The third, Dan Miles, was teaching at Constantine High School.

“A good number of our students who come throughout the day are high school students from Niles, Buchanan, Edwardsburg and Dowagiac,” Horner said. “They come in through our Academy program with the ISD (Intermediate School District), dual enrollment or Early Middle College.”

“Every business I drive by has a hiring sign,” Proos said. “I met with someone last week who hires 140 percent annually because of the attrition rate.”

“One young gentleman graduated last May and started at $65,000 with his associate degree,” said McGowan, a former controls engineer who showed Proos SMC’s material-handling and welding robots.

“That’s almost as much as I make as a state senator,” Proos replied.

Starrett, who shakes hands with students as they finish projects, incorporates such “soft skills” to “make sure they can stay employed once they get there and are able to move up.”
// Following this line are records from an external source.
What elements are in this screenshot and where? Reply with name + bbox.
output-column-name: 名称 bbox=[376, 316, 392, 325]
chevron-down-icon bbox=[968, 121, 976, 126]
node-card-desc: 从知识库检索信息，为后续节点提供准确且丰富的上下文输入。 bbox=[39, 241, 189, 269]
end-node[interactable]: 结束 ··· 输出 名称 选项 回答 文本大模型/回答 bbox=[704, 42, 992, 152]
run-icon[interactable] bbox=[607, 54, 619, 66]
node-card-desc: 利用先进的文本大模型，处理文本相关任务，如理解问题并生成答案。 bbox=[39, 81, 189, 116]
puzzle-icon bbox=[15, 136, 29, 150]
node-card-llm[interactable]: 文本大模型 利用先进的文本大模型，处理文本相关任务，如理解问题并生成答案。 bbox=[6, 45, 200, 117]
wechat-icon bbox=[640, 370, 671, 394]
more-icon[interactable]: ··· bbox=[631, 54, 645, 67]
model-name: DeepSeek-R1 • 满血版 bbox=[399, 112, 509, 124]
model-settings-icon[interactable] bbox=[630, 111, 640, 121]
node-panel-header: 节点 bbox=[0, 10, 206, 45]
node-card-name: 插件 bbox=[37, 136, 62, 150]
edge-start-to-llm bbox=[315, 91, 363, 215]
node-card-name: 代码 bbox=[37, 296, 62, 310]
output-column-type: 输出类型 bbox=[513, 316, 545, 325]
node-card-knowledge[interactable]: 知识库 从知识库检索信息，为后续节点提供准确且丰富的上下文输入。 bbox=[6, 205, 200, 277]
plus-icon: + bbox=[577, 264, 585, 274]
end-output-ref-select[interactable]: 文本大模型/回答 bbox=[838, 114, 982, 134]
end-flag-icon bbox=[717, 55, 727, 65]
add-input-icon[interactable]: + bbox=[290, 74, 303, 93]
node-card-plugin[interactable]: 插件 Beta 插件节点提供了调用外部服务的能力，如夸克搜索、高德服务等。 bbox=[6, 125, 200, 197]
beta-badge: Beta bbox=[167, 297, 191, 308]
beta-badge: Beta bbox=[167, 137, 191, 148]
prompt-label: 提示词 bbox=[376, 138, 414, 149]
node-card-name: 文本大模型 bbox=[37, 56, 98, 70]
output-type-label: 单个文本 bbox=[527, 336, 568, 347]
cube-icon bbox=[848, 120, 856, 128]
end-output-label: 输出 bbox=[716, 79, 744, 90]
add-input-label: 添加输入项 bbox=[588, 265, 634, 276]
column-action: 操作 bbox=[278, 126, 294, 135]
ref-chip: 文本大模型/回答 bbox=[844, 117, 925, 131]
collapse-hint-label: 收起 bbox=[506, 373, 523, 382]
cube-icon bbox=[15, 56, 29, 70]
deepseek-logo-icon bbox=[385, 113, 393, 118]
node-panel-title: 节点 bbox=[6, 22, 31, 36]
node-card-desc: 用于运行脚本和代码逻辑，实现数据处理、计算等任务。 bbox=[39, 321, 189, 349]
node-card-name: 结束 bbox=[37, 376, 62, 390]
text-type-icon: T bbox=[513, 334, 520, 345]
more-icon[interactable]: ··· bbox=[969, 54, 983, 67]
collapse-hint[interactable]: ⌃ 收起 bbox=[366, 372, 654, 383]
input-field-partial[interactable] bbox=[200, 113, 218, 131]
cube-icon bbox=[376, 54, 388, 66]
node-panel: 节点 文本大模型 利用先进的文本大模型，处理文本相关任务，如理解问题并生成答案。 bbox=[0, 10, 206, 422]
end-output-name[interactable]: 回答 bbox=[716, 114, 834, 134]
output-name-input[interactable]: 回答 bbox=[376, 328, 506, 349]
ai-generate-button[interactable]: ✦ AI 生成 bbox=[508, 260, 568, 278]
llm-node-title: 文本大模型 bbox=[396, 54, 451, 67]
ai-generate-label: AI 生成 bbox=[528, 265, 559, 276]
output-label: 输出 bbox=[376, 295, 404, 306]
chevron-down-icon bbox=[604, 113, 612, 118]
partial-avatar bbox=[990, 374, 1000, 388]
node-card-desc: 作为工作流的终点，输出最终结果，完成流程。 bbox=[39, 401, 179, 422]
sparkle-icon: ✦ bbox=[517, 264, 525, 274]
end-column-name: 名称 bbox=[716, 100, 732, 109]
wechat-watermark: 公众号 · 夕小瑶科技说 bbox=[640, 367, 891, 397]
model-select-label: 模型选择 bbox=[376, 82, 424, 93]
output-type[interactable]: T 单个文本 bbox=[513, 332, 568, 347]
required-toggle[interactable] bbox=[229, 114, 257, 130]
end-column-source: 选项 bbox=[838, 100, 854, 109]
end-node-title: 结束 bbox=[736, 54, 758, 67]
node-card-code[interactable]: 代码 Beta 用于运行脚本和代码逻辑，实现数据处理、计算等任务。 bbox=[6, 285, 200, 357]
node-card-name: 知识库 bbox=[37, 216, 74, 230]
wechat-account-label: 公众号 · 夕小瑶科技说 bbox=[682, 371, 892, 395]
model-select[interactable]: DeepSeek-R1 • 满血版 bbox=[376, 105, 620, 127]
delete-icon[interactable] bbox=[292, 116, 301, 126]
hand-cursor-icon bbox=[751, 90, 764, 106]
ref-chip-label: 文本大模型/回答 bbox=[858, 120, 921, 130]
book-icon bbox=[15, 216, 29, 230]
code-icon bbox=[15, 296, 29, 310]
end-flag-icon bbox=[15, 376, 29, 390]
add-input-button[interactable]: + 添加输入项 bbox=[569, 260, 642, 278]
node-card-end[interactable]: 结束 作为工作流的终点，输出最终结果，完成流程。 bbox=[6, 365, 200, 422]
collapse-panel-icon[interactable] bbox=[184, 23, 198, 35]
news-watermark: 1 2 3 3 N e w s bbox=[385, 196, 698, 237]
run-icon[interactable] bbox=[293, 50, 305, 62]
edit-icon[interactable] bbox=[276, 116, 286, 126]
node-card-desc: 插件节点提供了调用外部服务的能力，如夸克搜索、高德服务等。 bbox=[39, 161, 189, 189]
Proos spoke with two of McGowan’s mechatronics students, Alexander Smith of Berrien Springs, who is interested in working with musical organs, and Kristian Lentine from Mishawaka, who is employed fulltime by BPI Equipment in Granger.

In addition to the welding program’s growth, “Our automotive program also doubled this year,” Horner said. “Two construction students — both females — got Mike Rowe scholarships, one for $7,000, which goes a long way at a community college. Our trades programs are definitely doing well.”